Karena yang memindahkan pendistribusian harta zakat dari wilayah asalnya adalah pemerintah atau lembaga yang mendapat izin pemerintah, persoalan hukumnya menjadi berbeda.
Pendapat kuat yang melarang untuk memindahkan pendistribusian zakat dari wilayah asalnya itu, berlaku untuk kasus pendistribusian zakat secara personal. Sedangkan dalam hal pendistribusian zakat yang dikendalikan pemerintah, pendapat yang kuat adalah pemerintah boleh memindahkannya dari wilayah asal zakat.

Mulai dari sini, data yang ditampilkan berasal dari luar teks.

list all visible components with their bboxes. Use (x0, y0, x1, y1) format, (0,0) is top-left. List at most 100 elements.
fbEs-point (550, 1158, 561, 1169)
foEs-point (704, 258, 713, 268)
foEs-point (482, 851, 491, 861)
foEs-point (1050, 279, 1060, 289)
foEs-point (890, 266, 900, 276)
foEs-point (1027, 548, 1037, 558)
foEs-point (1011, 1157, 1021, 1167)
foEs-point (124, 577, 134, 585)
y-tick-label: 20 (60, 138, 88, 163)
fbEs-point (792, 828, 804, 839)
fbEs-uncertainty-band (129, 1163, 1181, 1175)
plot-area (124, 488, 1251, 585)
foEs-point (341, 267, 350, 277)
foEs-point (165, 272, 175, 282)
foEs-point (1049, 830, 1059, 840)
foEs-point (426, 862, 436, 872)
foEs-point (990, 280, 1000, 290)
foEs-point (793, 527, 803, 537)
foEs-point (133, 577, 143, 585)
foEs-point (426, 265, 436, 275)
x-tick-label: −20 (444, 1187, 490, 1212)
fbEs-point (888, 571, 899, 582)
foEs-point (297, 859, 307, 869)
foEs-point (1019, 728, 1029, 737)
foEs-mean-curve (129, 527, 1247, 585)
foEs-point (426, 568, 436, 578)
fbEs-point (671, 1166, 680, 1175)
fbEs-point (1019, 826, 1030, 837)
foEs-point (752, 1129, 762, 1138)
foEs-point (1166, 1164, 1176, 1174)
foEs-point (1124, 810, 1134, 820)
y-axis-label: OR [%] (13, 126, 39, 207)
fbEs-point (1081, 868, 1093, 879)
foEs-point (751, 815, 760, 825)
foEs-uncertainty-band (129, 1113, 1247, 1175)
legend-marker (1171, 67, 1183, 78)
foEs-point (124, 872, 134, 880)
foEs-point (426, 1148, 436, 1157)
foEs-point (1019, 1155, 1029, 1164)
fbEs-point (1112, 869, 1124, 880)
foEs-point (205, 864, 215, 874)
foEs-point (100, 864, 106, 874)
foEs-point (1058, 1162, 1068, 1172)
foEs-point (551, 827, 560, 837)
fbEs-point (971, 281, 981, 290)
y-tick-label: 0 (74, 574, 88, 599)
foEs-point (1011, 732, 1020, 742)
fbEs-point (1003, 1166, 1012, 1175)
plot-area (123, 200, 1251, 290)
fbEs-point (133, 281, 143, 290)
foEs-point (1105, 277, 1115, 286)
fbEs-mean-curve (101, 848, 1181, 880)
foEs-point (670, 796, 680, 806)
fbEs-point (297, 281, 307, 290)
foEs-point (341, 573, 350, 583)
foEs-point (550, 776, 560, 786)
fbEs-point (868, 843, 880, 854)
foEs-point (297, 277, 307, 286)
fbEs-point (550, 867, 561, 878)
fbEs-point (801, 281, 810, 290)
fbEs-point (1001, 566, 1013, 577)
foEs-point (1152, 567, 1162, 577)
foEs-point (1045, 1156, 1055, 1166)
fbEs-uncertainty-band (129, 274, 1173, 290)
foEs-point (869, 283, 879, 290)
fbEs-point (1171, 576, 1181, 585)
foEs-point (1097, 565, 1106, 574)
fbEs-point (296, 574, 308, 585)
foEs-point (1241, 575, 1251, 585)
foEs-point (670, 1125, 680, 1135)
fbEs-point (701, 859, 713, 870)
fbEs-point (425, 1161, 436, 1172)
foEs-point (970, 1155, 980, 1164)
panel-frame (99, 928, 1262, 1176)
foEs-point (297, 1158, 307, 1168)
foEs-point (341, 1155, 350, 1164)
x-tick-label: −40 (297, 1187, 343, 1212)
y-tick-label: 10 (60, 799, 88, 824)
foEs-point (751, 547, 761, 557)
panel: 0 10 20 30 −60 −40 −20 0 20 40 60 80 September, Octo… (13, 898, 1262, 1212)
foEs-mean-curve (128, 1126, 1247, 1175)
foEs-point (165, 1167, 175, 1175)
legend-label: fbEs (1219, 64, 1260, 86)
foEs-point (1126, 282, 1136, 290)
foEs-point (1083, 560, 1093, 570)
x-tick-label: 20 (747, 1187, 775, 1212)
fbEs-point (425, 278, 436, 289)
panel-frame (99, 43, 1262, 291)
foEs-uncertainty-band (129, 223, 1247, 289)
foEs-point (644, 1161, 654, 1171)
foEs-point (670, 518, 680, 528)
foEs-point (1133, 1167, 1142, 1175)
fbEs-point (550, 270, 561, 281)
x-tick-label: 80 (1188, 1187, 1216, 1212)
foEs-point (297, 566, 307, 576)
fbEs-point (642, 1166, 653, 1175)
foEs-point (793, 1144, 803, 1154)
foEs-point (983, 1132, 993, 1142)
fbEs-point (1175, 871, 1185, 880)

وَفِي الرَّوْضَةِ كَأَصْلِهَا الْخِلَافُ فِي جَوَازِ النَّقْلِ وَتَفْرِيقُهُ ظَاهِرٌ فِيمَا إذَا فَرَّقَ رَبُّ الْمَالِ زَكَاتَهُ، أَمَّا إذَا فَرَّقَ الْإِمَامُ، فَرُبَّمَا اقْتَضَى كَلَامُ الْأَصْحَابِ طَرْدَ الْخِلَافِ فِيهِ، وَرُبَّمَا دَلَّ عَلَى جَوَازِ النَّقْلِ لَهُ، وَالتَّفْرِقَةِ كَيْفَ شَاءَ وَهَذَا أَشْبَهُ. (قَوْلُهُ وَهَذَا أَشْبَهُ) وَهُوَ الْمُعْتَمَدُ
“Dalam kitab Raudhah al-Thalibin seperti kitab induknya (al-Muharrar); perbedaan pendapat tentang boleh memindahkan harta zakat dan mendistribusikannya tidak di wilayah asal adalah nyata pada kasus pendistribusian oleh pemilik zakat. Adapun kalau yang mendistribusikan pemerintah bisa jadi kesimpulan kalam tokoh-tokoh Mazhab Syafi’i menghalau perbedaan pendapat tersebut.

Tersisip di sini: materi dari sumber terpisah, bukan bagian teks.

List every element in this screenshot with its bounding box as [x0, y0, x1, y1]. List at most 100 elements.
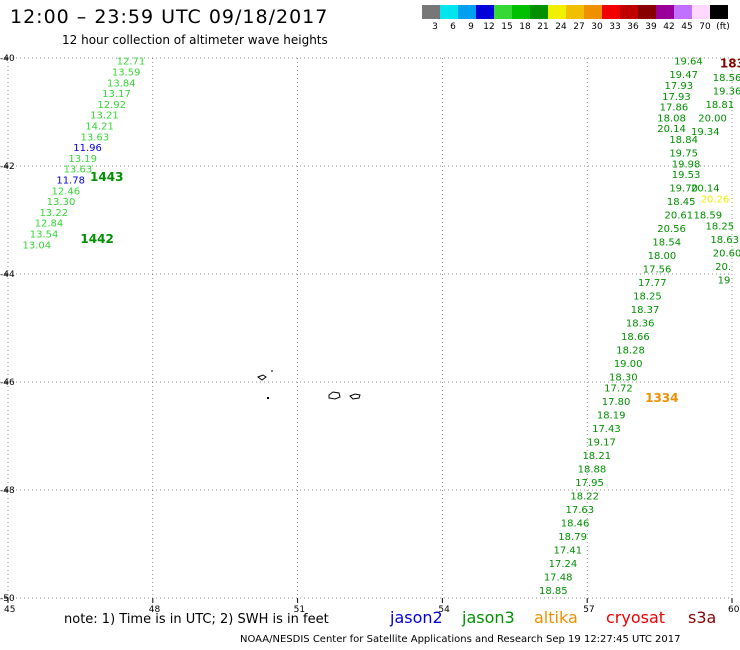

Boleh jadi hal itu mengindikasikan kebolehan memindahkan dan mendistribusikan zakat sesuai keinginan pemerintah. Pendapat ini lebih kuat. ‘(Kata Imam Mahalli ‘wa hatza asybah) itu adalah yang mu’tamad (resmi)’—Komentar Imam Qulyubi.” (Lihat al-Mahalli, Kanz al-Raghibin dalam Hasyiyah Qulyubi wa ‘Amirah, 3/203)
Dasar Perbedaan Pendapat
Dasar perbedaan pendapat tentang memindahkan pendistribusian zakat itu adalah perbedaan persepsi tentang hadis dari Sahabat Ibnu ‘Abbas ra. Hadis ini menceritakan tentang pesan Rasulullah Saw. kepada Sahabat Mu’adz bin Jabal ra. ketika beliau diutus ke Yaman. Salah satu pesan Rasulullah Saw. kepada beliau adalah tentang pemungutan zakat. Berikut lafadz haditsnya dalam kitab Sahih Muslim, hadis nomor 19:
فَأَعْلِمْهُمْ أَنَّ اللَّهَ افْتَرَضَ عَلَيْهِمْ صَدَقَةً تُؤْخَذُ مِنْ أَغْنِيَائِهِمْ فَتُرَدُّ في فُقَرَائِهِمْ
“Maka beritahulah mereka bahwa Allah telah mewajibkan atas mereka shadaqah (zakat) yang dipungut dari orang-orang kaya mereka dan diberikan kepada orang-orang fakir mereka.” (Muttafaq ‘Alaih)
Ulama yang melarang untuk memindahkan zakat dari wilayah asalnya mendasarkan pendapatnya pada konteks hadis ini. Konteks hadis ini ialah Rasulullah Saw. tengah berpesan kepada Sahabat Muadz ra. tentang hal-hal yang mesti beliau ajarkan kepada penduduk Yaman. Sehingga seluruh lafaz yang bermakna “mereka” dalam hadis ini merupakan kata ganti dari orang-orang yang sesuai konteks hadis, yaitu penduduk Yaman.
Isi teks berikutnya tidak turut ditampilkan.